Prince Andrew has denied the allegations against him and maintains his innocence.

Popular culture expert Nick Ede described the Sussexes' statement as "very cold" for not taking the other members of the family, including the Queen, Prince Charles and Prince William, into sufficient account.

The statement did include reference to wanting to support the monarchy.

Mr Ede said while the Palace's response to the Prince Andrew allegations was mired in legal issues, which affected how it could communicate, its message about the Sussexes appeared as if there had been "no consultation" between branches of the family.

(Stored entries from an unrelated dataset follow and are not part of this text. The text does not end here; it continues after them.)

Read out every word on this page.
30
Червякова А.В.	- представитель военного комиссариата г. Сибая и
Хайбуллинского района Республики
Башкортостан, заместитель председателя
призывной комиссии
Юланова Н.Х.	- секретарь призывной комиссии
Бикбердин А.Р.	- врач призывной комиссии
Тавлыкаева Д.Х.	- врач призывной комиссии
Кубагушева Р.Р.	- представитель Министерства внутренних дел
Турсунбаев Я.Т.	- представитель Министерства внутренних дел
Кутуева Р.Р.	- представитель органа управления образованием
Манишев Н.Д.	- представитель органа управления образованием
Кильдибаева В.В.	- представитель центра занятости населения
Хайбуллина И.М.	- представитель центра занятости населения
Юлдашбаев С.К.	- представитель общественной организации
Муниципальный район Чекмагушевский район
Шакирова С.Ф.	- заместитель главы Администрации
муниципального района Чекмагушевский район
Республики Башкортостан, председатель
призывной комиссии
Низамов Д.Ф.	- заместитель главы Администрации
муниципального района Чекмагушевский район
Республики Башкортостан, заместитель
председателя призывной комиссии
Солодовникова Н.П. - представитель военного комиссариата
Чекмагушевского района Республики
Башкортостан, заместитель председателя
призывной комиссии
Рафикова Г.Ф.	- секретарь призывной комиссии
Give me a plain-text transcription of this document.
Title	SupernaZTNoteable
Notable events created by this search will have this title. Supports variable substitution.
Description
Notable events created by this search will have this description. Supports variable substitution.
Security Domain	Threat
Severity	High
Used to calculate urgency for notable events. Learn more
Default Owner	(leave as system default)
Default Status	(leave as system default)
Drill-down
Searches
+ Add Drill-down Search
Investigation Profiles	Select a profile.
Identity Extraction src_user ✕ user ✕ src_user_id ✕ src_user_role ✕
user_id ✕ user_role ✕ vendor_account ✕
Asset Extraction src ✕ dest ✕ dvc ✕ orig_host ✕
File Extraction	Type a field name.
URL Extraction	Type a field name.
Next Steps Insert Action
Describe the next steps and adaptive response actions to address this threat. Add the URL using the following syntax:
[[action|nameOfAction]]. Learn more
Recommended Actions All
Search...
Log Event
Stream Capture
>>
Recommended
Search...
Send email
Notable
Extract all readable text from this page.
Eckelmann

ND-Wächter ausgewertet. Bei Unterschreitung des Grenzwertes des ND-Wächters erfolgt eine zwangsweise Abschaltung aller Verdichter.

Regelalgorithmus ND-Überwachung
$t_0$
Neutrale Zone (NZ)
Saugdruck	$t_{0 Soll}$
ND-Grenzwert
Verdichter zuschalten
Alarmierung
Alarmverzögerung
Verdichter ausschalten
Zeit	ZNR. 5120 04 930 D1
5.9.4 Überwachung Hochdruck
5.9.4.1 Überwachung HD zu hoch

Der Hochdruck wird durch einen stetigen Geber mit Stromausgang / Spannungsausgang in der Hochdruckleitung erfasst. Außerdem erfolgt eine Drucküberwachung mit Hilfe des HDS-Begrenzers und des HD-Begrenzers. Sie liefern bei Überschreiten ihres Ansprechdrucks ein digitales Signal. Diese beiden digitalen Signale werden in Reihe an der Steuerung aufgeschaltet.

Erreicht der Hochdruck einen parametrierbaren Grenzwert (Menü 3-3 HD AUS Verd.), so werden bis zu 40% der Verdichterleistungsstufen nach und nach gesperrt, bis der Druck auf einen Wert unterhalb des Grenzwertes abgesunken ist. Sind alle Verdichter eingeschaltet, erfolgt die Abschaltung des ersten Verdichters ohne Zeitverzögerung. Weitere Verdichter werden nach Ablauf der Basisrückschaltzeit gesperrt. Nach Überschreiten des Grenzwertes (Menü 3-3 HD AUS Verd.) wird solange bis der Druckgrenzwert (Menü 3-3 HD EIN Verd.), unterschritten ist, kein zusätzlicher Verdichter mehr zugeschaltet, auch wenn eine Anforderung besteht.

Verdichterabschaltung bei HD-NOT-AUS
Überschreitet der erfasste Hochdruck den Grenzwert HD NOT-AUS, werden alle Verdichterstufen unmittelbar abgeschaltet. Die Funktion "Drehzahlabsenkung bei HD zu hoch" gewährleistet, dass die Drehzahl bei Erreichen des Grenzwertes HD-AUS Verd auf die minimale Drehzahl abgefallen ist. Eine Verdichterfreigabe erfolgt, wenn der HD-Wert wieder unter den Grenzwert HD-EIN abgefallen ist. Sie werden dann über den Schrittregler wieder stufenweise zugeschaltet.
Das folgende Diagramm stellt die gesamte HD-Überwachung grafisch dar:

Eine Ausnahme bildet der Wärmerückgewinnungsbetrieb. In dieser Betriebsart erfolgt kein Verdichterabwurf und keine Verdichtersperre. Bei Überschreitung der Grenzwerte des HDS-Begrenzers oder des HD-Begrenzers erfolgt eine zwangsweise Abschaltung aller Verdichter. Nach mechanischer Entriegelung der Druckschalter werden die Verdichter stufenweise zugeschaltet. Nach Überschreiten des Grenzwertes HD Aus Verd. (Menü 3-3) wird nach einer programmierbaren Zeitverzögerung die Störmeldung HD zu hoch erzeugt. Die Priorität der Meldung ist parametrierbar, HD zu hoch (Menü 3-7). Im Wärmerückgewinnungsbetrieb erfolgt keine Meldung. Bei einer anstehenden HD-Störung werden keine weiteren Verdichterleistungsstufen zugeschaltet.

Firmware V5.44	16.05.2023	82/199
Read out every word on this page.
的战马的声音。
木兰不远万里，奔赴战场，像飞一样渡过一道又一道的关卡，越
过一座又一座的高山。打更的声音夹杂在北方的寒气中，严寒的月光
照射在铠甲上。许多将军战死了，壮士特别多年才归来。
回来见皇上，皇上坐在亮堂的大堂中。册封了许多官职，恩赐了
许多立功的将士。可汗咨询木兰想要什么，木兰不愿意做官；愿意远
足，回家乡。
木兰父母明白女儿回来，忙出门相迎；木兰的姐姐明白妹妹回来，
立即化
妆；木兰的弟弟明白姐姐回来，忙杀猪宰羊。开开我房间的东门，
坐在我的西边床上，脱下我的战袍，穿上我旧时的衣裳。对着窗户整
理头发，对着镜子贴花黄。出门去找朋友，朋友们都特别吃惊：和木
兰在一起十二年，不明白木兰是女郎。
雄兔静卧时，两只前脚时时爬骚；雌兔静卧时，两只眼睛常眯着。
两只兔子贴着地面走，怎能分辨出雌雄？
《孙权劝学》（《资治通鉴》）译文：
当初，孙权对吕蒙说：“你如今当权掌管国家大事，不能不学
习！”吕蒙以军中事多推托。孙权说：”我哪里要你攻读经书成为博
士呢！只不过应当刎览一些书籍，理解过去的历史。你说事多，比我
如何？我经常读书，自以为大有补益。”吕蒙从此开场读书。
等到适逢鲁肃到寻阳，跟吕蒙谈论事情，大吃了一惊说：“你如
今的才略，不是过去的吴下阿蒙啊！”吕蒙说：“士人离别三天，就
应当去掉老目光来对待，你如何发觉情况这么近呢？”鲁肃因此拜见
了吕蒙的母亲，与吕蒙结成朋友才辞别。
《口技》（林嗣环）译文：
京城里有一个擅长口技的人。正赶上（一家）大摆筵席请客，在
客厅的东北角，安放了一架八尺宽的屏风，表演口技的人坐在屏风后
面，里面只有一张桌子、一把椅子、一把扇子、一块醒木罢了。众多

"When you look at the statement that came from the palace saying this is a very comprehensive issue and we are working on it, it's totally different from what the Sussexes say and it's baffling that nobody has communicated whatsoever with each other."

He added that it was a "really calculated move by the two of them and I think that's what's going to cause a big rift within the families".

"I think the palace did botch their response because they were totally blindsided, they can't sit there and admit 'we knew nothing about this'."

The palace's approach was "panicked, knee-jerked and their statement was misjudged", Mr Ede said, which "highlighted the divide between the families".

"They didn't handle the Andrew thing well and they're not handling this well.

"I think things like this are really difficult, none of us know the ins and outs... you would hope you would get all the press officers and teams together to discuss this and work out a way of formalising it so you wouldn't get these splashes in the tabloids, and Piers Morgan going off on one, and really manage it in a strong, cohesive way. That's what my advice would be.

"I think it highlights the total lack of communication in the Royal Family."

He praised the Sussexes' progressiveness and described them as "remarkable" but said the Royal Family's protocols had to be adhered to.

Buckingham Palace was contacted for comment.